Following last week’s celebration of American independence, my thoughts turned to the confluence of concern from both sides of the political spectrum about an issue at the heart of the Bill of Rights:  “financial censorship.”  When Florida Gov. Ron DeSantis and CFPB Director Chopra agree – as they do – on a hot-button point such as freedom of thought as it may be expressed in financial transactions, a new framework is upon us no matter who wins in November.  Virtuous as this ideal is, putting it into practice is fraught with consequences, more than a few unintended.

That Mr. Chopra chose to address the Federalist Society is notable in and of itself.  I’ve done this more than a few times and emerged not only unscathed, but often enlightened.  But that was before Democrats viewed the Society as a cabal meant to subvert rules such as those Mr. Chopra is fond of issuing.  But the CFPB director knew his crowd – he and even super-MAGA conservatives fear that powerful financial companies threaten freedom of thought because giant platforms have undue control over each of our wallets.  This may not be true, but at least one such company gave it a try and those taking aim at financial censorships think that once is enough, and they are right.

However, the focus on financial censorship goes beyond what payment companies allow us to express via what we purchase.  The debate is over a decade old, beginning as it did when Obama Administration banking agencies launched what came to be called “Operation Chokepoint” to bar banks from doing business with entities the agencies didn’t much care for.  The agencies said that their distaste derived from financial risk; Republicans strongly differed and the agencies backed down.

Matters did not end with fears about governmental financial censorship.  The battlefield has long shifted to private financial-services firms.  Republicans have introduced a series of bills banning banks from what GOP advocates say are ESG-derived lending policies.  More than a few red states have gone beyond introducing bills also to enact prohibitions on banks and asset managers seeking to do business in their states deemed to be unduly ESG-minded.

Republicans are also furious with what they believe is politically-motivated proxy voting by large asset managers and by one bank’s presumed efforts to debank January 6 rioters.  These are even more complex financial-censorship assertions than their predecessors and there are others that pose still more challenging questions.  Decisions by financial companies not to do business also derive from broadly-held views about hate speech and all too many grey lines between free expression and calls for violence.  And, sometimes, financial companies choose not to do business because they care naught for the counterparty’s politics, but for its risk.  This is, of course, as it’s supposed to be.

What to do?  Mr.
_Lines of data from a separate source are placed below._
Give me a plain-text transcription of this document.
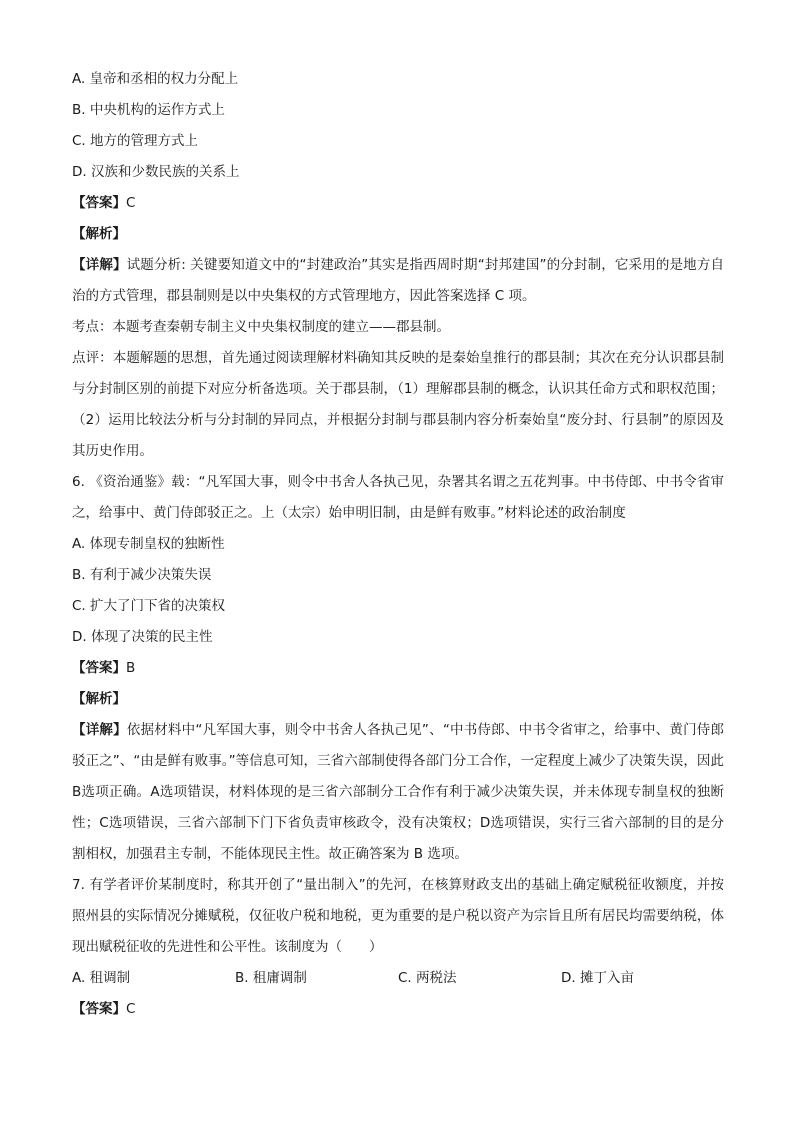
A. 皇帝和丞相的权力分配上
B. 中央机构的运作方式上
C. 地方的管理方式上
D. 汉族和少数民族的关系上
【答案】C
【解析】
【详解】试题分析: 关键要知道文中的“封建政治”其实是指西周时期“封邦建国”的分封制，它采用的是地方自治的方式管理，郡县制则是以中央集权的方式管理地方，因此答案选择 C 项。
考点：本题考查秦朝专制主义中央集权制度的建立——郡县制。
点评：本题解题的思想，首先通过阅读理解材料确知其反映的是秦始皇推行的郡县制；其次在充分认识郡县制与分封制区别的前提下对应分析备选项。关于郡县制，（1）理解郡县制的概念，认识其任命方式和职权范围；（2）运用比较法分析与分封制的异同点，并根据分封制与郡县制内容分析秦始皇“废分封、行县制”的原因及其历史作用。
6. 《资治通鉴》载：“凡军国大事，则令中书舍人各执己见，杂署其名谓之五花判事。中书侍郎、中书令省审之，给事中、黄门侍郎驳正之。上（太宗）始申明旧制，由是鲜有败事。”材料论述的政治制度
A. 体现专制皇权的独断性
B. 有利于减少决策失误
C. 扩大了门下省的决策权
D. 体现了决策的民主性
【答案】B
【解析】
【详解】依据材料中“凡军国大事，则令中书舍人各执己见”、“中书侍郎、中书令省审之，给事中、黄门侍郎驳正之”、“由是鲜有败事。”等信息可知，三省六部制使得各部门分工合作，一定程度上减少了决策失误，因此B选项正确。A选项错误，材料体现的是三省六部制分工合作有利于减少决策失误，并未体现专制皇权的独断性；C选项错误，三省六部制下门下省负责审核政令，没有决策权；D选项错误，实行三省六部制的目的是分割相权，加强君主专制，不能体现民主性。故正确答案为 B 选项。
7. 有学者评价某制度时，称其开创了“量出制入”的先河，在核算财政支出的基础上确定赋税征收额度，并按照州县的实际情况分摊赋税，仅征收户税和地税，更为重要的是户税以资产为宗旨且所有居民均需要纳税，体现出赋税征收的先进性和公平性。该制度为（　　）
A. 租调制	B. 租庸调制	C. 两税法	D. 摊丁入亩
【答案】C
Chopra argues for laws akin to those governing “common carriers” that would bar payment and other financial companies from impeding our transactions much as common carriers such as telecommunications firms must connect our calls no matter what we choose to say.  For all they oppose new rules, Republicans support solutions such as this because they serve their purpose just as much as they do for Mr. Chopra.  They do not share many political views, but progressives and populists unite when it comes to controlling big companies.  Sometimes they want to do so for different reasons, but the fact remains that this is what they want to do.

How does applying the principle that payment portals should not wield political power work in practice?   If financial companies are common carriers when it comes to payments, is their obligation also for other activities?  If so, which ones and why?  The common-carrier construct is part of a legacy of the 1930s effort to constrain corporate power, especially at public utilities.  There were and are only a few such companies.  There are only a few tech platforms, but financial companies number in the thousands.  Are all common carriers or just banks?  Just tech platforms?  Payment companies?  The biggest among some or all of these?  How does one tell the difference? Even the smallest banks control payment-system portals and make loans.  Could they engage in financial censorship even if only on a small scale?

Saying grandly that financial companies should not “discriminate” sounds right, but what is “discrimination?”  What if decisions are based on ability to pay a loan that cannot, as Republicans demand, be fully validated by “objective” and “quantitative” methods?  So much for “relationship banking.”  What happens if deposit accounts are closed for risk-control reasons?  Would banks and other payment providers need to justify their risk concerns with public disclosures that may violate a person’s privacy or compromise law-enforcement efforts?  Republicans fear that beneficial-ownership reporting enables financial censorship and indeed it could if financial companies use the information these reports provide for nefarious purposes furthering political ends.  That’s illegal, but it’s doable and that’s one reason beneficial-ownership reports are so controversial.

What’s next?  It’s clear that financial power should not be used to quash dissenting views, but financial censorship is ultimately a political issue combining fears of market power with sometimes-conspiratorial concerns about hidden influences lurking in Wall Street corridors.  Republicans and Democrats on each side of their spectrums share these fears.  If they gain more power – as seems likely – than we’ll face calls for an end to “financial censorship” that could mow down a good deal of what makes financial companies’ function.